“Jika Anda ingin menikmati suasana menakjubkan seperti di kota Gudeg, Yogyakarta dan kota-kota lain di Indonesia, dimana kita akan selalu dihadapkan pada rombongan para pengayuh sepeda pancal yang bergerak dari arah tertentu pada pagi hari dan atau pada sore hari, datanglah ke Kota Muenster di Jerman“
MUENSTER, KalderaNews.com – Setelah turun dari kereta, keluar dari stasiun Muenster (Westfalen) dan menyeberangi jalan raya, kita akan langsung dihadapkan pada pemandangan jejalan sepeda yang diparkir di samping zona pejalan kaki dan zona sepeda pancal dengan teratur.
Dalam sekejab saja kita akan segera dihadapkan pada kesibukan puluhan orang yang sedang memarkirkan sepeda mereka dan bahkan ada juga yang sedang mengambil sepeda mereka dan kemudian melanjutkan perjalanan. Selanjutnya baru beberapa detik saja berjalan, kita pasti akan selalu berpapasan dengan para pengayuh sepeda pancal.
BACA JUGA:
- Menyusuri Adat Kelola Hutan Bersama Dayak Iban di Betang Sungai Utik
- Yuk Melihat Keramik yang Ciamik Keluar dari Perut Naga!
- Melongok Toa Pe Kong Singkawang, Perekat Aneka Sekat
- Pulau Penida “Pencuri” Traveler dari Seluruh Dunia
- Debur dan Sepoi di Gubuk-gubuk Mungil Pantai Jatimalang Purworejo
- Owabong: Wahana Pesta Air Alami di Purbalingga
Kota Muenster di Jerman (dalam bahasa dialek Moenster) terletak kira-kira 65 km dari kota Enschede yang masuk wilayah negera Belanda dan dikelilingi beberapa kota yang masuk wilayah negara Jerman. Muenster jaraknya kira-kira 44 km dari kota Osnabrueck, 61 km dari kota Dortmund dan kira-kira 62 km dari kota Bielefeld. Sejak tahun 1915 Muenster secara resmi mendapat julukan kota besar atau kota metropolitan.
Warga kota Metropolitan ini lebih dari 270.000 orang dan 9% nya adalah orang asing. Pada semester musim dingin 2007/2008 silam saja telah tercatat di Universitas Westfaelische Wilhelms (WWU) sebanyak lebih dari 42.000 mahasiswa yang terbagi di 130 fakultas.

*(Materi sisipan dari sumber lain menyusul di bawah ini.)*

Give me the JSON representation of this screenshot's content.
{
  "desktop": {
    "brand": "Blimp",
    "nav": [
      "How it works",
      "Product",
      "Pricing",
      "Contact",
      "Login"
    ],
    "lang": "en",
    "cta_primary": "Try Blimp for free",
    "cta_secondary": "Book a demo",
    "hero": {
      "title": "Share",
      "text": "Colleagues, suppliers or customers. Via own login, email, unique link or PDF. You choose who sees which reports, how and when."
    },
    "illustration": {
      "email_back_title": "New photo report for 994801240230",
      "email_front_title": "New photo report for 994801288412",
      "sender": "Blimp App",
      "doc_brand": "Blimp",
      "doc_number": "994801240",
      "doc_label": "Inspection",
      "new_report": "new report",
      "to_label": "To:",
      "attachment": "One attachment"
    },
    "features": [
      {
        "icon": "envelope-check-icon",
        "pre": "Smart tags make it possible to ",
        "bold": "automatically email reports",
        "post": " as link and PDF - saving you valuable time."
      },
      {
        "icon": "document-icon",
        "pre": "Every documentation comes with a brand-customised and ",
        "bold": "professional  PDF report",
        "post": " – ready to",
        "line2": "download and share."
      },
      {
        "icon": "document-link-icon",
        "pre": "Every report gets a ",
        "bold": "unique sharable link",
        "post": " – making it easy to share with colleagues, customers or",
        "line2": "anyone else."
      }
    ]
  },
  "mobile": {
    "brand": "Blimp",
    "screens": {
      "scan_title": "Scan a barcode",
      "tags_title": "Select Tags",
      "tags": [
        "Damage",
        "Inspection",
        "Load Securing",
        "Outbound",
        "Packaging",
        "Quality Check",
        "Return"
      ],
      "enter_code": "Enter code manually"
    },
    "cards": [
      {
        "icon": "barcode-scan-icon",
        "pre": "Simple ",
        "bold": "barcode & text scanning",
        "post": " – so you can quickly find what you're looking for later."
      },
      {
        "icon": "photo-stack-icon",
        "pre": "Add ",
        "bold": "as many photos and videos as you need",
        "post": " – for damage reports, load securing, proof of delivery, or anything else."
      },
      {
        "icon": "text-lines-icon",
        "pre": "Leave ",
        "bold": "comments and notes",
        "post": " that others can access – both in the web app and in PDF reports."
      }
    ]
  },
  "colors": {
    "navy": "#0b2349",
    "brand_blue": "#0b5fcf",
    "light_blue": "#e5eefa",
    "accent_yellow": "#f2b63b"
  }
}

Muenster termasyur di berbagai negara di dunia tidak hanya karena keindahan panorama kota tua yang sangat menawan, tetapi juga karena julukan kota sepeda. Sementara di kota Gudeg, Yogyakarta, kita sering melihat rombongan simbok-simbok, bapak-bapak dan kaum muda yang pagi-pagi ramai-ramai naik sepeda untuk bekerja dan pada sore hari secara bergerombol pula pulang kerja naik sepeda pancal, di kota metropolitan Muenster kita akan menyaksikan rombongan kaum muda yang ramai-ramai berangkat ke kampus atau bekerja dengan memancal sepeda kayuh. Pemandangan yang selalu mengajak untuk mengenang Yogyakarta.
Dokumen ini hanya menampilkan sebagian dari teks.